Two years since my last post, wow.
First I would like to apologise to the lovely ladies who have contacted me about different knitting patterns whom I still haven’t got back to. I will reply to you shortly I promise. It is so unlike me to blow people off, let alone potential buyers, but trust me when I say it has been a really really shitty, sucky two years.
After working so hard on getting the site looking like I wanted and self-training in InDesign, Photoshop and Illustrator, what I thought would be a short break for the move from Paris to the country turned out to be the start of a big shitstorm and it’s all been downhill ever since.
It started with two close and dear family members battling cancer, one of them being my mother. They both pulled through, but boy, the finding out and then the not knowing part, that’s so intensely stressful. And you can’t show your fear, you have to stay strong and positive for your loved ones. Not to mention the sympathy pains!
At the same time moving into a house that required a gigantic amount of work in order to suit our tastes. I wasn’t prepared for so much work, it was a real blow, both to the soul and the wallet. I think I’ve made it quite clear I hate dust. I can’t for the life of me have a clear head in a clustered, dusty environment, exactly what I’ve lived in these past two years. There’s still more dust to be hated but on the whole we’ve come a long way.

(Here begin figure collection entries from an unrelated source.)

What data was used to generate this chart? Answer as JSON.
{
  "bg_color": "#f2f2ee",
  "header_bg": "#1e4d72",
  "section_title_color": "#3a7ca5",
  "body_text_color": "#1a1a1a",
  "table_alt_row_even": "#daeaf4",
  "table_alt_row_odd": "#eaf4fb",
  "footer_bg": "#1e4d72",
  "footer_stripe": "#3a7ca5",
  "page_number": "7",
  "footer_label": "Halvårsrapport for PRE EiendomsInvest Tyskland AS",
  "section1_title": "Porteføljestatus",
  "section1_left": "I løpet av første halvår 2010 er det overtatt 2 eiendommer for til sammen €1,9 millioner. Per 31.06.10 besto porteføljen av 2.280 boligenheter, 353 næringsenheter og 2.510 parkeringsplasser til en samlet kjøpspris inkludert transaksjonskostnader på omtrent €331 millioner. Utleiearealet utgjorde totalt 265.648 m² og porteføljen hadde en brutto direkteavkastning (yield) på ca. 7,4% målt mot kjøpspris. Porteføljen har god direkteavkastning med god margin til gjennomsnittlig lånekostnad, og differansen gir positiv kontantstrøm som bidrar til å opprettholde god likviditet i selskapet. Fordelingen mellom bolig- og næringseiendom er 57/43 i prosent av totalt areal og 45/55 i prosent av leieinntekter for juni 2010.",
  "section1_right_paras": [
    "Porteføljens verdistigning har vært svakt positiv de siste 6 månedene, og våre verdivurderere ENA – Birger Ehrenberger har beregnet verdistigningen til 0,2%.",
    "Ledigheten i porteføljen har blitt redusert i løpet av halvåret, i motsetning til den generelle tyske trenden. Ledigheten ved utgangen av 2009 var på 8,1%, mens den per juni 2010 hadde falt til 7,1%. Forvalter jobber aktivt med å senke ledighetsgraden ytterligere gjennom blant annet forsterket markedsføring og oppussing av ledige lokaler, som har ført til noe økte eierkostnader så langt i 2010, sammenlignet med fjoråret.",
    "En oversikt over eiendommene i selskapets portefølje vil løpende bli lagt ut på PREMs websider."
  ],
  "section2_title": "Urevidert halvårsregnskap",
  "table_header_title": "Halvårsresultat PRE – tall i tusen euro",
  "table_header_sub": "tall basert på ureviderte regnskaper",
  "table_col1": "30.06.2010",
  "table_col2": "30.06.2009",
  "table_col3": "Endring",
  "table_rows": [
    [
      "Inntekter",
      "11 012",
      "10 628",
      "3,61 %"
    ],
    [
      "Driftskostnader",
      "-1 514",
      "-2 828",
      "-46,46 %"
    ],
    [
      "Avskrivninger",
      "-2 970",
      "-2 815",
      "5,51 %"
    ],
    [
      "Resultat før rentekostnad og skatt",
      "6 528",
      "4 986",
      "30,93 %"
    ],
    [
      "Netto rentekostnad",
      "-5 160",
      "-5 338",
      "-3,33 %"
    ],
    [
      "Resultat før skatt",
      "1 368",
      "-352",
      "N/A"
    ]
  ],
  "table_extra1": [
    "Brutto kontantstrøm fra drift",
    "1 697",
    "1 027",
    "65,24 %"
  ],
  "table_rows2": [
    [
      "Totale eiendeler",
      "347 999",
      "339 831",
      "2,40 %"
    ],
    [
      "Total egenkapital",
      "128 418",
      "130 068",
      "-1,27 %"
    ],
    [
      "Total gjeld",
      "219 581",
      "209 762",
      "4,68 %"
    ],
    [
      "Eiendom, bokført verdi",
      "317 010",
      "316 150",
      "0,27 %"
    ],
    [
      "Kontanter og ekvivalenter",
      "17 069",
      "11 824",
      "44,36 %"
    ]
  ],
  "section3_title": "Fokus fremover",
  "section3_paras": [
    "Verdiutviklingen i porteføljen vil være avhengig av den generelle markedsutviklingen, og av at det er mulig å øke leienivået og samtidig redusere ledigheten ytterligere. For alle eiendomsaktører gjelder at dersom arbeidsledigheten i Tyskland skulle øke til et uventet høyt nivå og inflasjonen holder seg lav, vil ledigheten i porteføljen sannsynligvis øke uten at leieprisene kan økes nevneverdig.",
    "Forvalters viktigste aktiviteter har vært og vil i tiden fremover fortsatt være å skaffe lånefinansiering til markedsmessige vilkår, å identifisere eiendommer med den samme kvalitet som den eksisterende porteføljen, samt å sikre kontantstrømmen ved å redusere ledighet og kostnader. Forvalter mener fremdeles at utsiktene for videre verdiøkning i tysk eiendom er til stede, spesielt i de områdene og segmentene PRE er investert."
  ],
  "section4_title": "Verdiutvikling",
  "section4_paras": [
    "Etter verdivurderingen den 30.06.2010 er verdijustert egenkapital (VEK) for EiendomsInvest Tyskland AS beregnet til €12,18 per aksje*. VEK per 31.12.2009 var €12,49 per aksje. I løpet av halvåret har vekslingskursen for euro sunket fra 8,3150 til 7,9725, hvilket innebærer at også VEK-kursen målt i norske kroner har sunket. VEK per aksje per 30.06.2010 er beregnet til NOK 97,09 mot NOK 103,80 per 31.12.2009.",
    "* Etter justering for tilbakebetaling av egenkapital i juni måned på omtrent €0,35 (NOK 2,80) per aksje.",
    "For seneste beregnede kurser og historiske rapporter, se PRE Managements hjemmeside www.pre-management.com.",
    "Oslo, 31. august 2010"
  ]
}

Then a year ago my mother had a stroke. A bad one. After the cancer, really, universe?? I won’t go into too many details but let’s just say it triggered off a pretty bad case of dementia. So the past year has been punctuated with trips to New Zealand and back. Did I mention I hate flying? Talking to all sorts of doctors, signing lots of papers, having the EPOA activated, driving all over Auckland in a dingy car that belonged to my cousin twenty years ago trying to find the best suitable care home for her, meeting with tradesmen for the upkeep of the house trying my best to look like I had a clue what they were on about, meeting with the lawyer, the accountant etc etc.
When you become enduring power of attorney for someone, you get so swept up in the whirlwind of bureaucracy you don’t even have time to grieve. I am now my mother’s mother, her welfare and property are now my entire responsibility, and I have to make important, vital decisions from the other end of the world. Do you feel the pressure?
In the midst of all this you almost forget you have a family of your own. What, I have a husband, a seven year old child, a dog, an unfinished house, a life in France? Children are amazing though at reminding you THEY are the priority. Some will naturally make themselves tiny when they see their parents drowning in a pool of shit, pardon my french. Others will stand on your head in order to be noticed. Our little monkey likes to be noticed.
Parenting, man, I kind of knew it wouldn’t be a walk in the park but I had no idea how emotionally and physically draining it would be. And nice at the same time, so odd.
On the knitting front, I’ve been doing a lot of it all this time, very basic stuff, scarves mainly. Right now I’m working on a scarf on which I’m going to test a little macramé technique for the fringes.
Anyway, I thought a little post would be nice to inform all the people who have been so kind to show an interest in my work on what’s going on. I’ve been fairly good at writing back to people over the months, but lately I’ve somewhat slacked off, please forgive me. I’m so sad I had to bring the SK Lab project to such an abrupt halt, but what can you do when life throws curveball after curveball at you?
I really hope to resume setting up my little business one day. Up until not so long ago I prided myself on being a serious and reliable worker. But it would seem, unfortunately, that having personal issues gets the better of me and turns me into an unreliable person. Not the best quality for the self-employed… So I’ll just wait for the shitstorm to blow over.